4. dönem toplu sözleşme sürecinde zaman daralırken, kamu emekçileri insanca ücret talebini koruyor. Hükümet ise enflasyondan öteye gitmeme söyleminde ısrar ediyor

Masada hükümet yok, ‘enflasyon canavarı’ var

Hükümetle kamu emekçileri arasında süren 4. dönem toplu sözleşmelerinde uzlaşma süresi bu gece doluyor. Hükümetin 2018 ve 2019 yılları için yüzde 3+3 zam ve enflasyon farkı teklifi emek örgütleri tarafından ‘alaycı’ bulunuyor. Hükümet ise emekçilere büyümeden pay vermek ve kamu emekçilerine insanca ücret sunmak yerine sadece ‘çalışanları enflasyona ezdirmeyeceğiz’ söylemine sığınmış durumda. Dolayısıyla toplu sözleşme görüşmelerinde emekçilerin karşısında hükümet değil, ‘enflasyon canavarı’ oturmuş durumda.

Hükümete yakınlığıyla bilinen Memur-Sen, hükümetin teklifini kabul edilemez bulduğunu açıklamıştı. Buna karşın Memur-Sen’in önceki yıllarda hükümetin tekliflerini önce reddedip sonra teklife boyun eğmesi nedeniyle kamuoyu tarafından inandırıcılığı sorgulanır durumda.

Sosyal maliyet daha önemli
Memur-Sen’den yapılan son açıklamada ise kamu emekçilerinin maaşlarını enflasyonun değil, ‘milletin adamı’nın yükseltmesi gibi ilginç bir açıklama yapıldı. Memur-Sen Konfederasyonu 26. İl Temsilcileri toplantısında konuşan Memur-Sen Genel Başkanı Ali Yalçın, “Dördüncü dönem toplu sözleşme görüşmelerinde, masanın her iki tarafının el sıkışması ya da uzlaşamayıp birbirinden uzaklaşması noktasında son 36 saatteyiz (bu gece doluyor). Çatışmanın uzlaşmadan daha maliyetli olduğuna hep şahitlik ettik. Sosyal maliyet dikkate alındığında finansal maliyet ikinci planda kalır. Çünkü, sosyal maliyet, finansal maliyetten daima büyüktür. Finansal maliyet, sosyal maliyeti karşılamak ya da engellemek için katlanılması gereken bir unsurdur. 4. dönem toplu sözleşmelerinde bugün bulunduğumuz nokta bütün bu hususlar dikkate alınarak karar verilmesi gereken noktadır” dedi.

Zamlar sürekli güncelleniyor
Türkiye’nin büyüme rakamlarının da memura teklif edilen zam oranlarının da ortada olduğunu ifade eden Yalçın, bunu kimsenin Türkiye’ye yakıştıramayacağını belirtti.

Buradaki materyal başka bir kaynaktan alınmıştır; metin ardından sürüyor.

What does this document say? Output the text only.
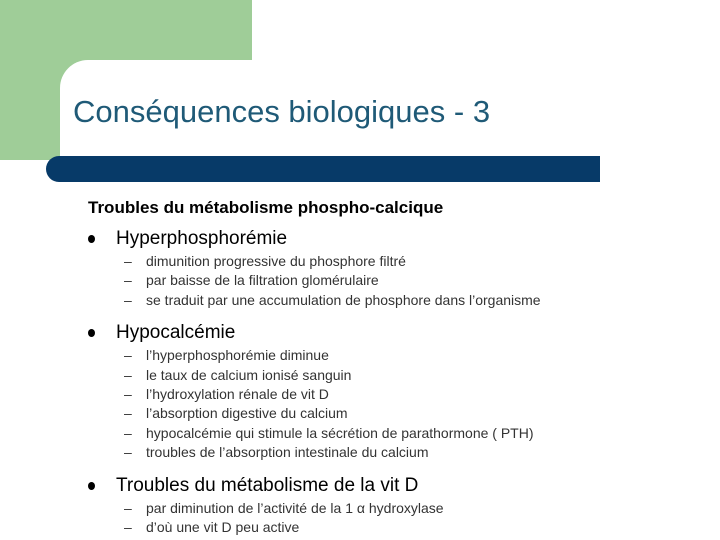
Conséquences biologiques - 3
Troubles du métabolisme phospho-calcique
Hyperphosphorémie
– dimunition progressive du phosphore filtré
– par baisse de la filtration glomérulaire
– se traduit par une accumulation de phosphore dans l’organisme
Hypocalcémie
– l’hyperphosphorémie diminue
– le taux de calcium ionisé sanguin
– l’hydroxylation rénale de vit D
– l’absorption digestive du calcium
– hypocalcémie qui stimule la sécrétion de parathormone ( PTH)
– troubles de l’absorption intestinale du calcium
Troubles du métabolisme de la vit D
– par diminution de l’activité de la 1 α hydroxylase
– d’où une vit D peu active
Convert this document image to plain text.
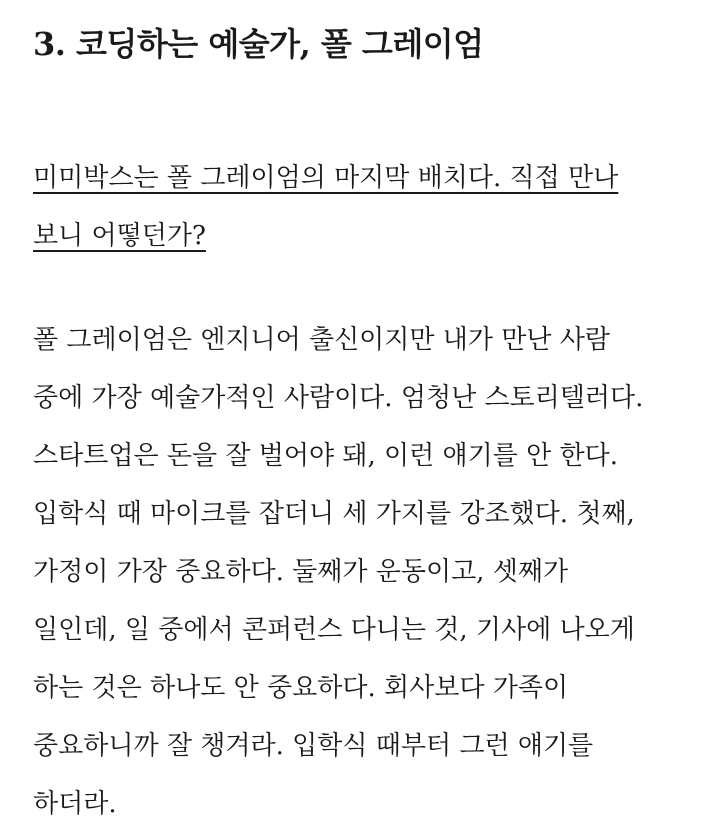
3. 코딩하는 예술가, 폴 그레이엄

미미박스는 폴 그레이엄의 마지막 배치다. 직접 만나
보니 어떻던가?

폴 그레이엄은 엔지니어 출신이지만 내가 만난 사람
중에 가장 예술가적인 사람이다. 엄청난 스토리텔러다.
스타트업은 돈을 잘 벌어야 돼, 이런 얘기를 안 한다.
입학식 때 마이크를 잡더니 세 가지를 강조했다. 첫째,
가정이 가장 중요하다. 둘째가 운동이고, 셋째가
일인데, 일 중에서 콘퍼런스 다니는 것, 기사에 나오게
하는 것은 하나도 안 중요하다. 회사보다 가족이
중요하니까 잘 챙겨라. 입학식 때부터 그런 얘기를
하더라.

En son yüzde 3 zam verilen dönemde ‘enflasyon canavarının’ zamma yüzde 2,92 ilave ettiğini hatırlatan Yalçın, “Biz istiyoruz ki, biz 20 milyon insanı üzmekle üretilecek sosyal maliyet, sevindirmek için kullanılması gereken finansal maliyetten de her zaman daha büyüktür. Bizim maaşlarımıza zammı enflasyon değil, toplu sözleşme masası yapsın. Biz istiyoruz ki; maaş ve ücretlerimizdeki artış oranlarını enflasyon değil hükümetle bizim imzamız birlikte belirlesin. Biz istiyoruz ki, emeğin maaş rakamlarını enflasyon canavarı değil milletin adamı yükseltsin” diye konuştu.

Binali Yıldırım: Gönül ister ki...
Toplu sözleşme sürecine ilişkin bir açıklama da Başbakan Binali Yıldırım’dan geldi. Yıldırım, emekçilere enflasyon farkından öte bir teklif sunamayacağını şu sözlerle ifade etti: “Şu bilinmelidir; memurlarımızı, çalışanlarımızı enflasyonun altında bir ücrete mahkûm etmeyeceğiz. Enflasyon kayıplarını vereceğiz”.

Gönüllerinin kamu emekçilerine çok daha fazla zam vermek olduğunu, buna karşın ‘bölge ve dünya şartlarının ortada’ olduğunu ifade eden Yıldırım, hem Bakan hem de memur sendika başkanlarının kendilerine bilgi vereceğini, sürecin bundan sonra şekilleneceğini de sözlerine ekledi.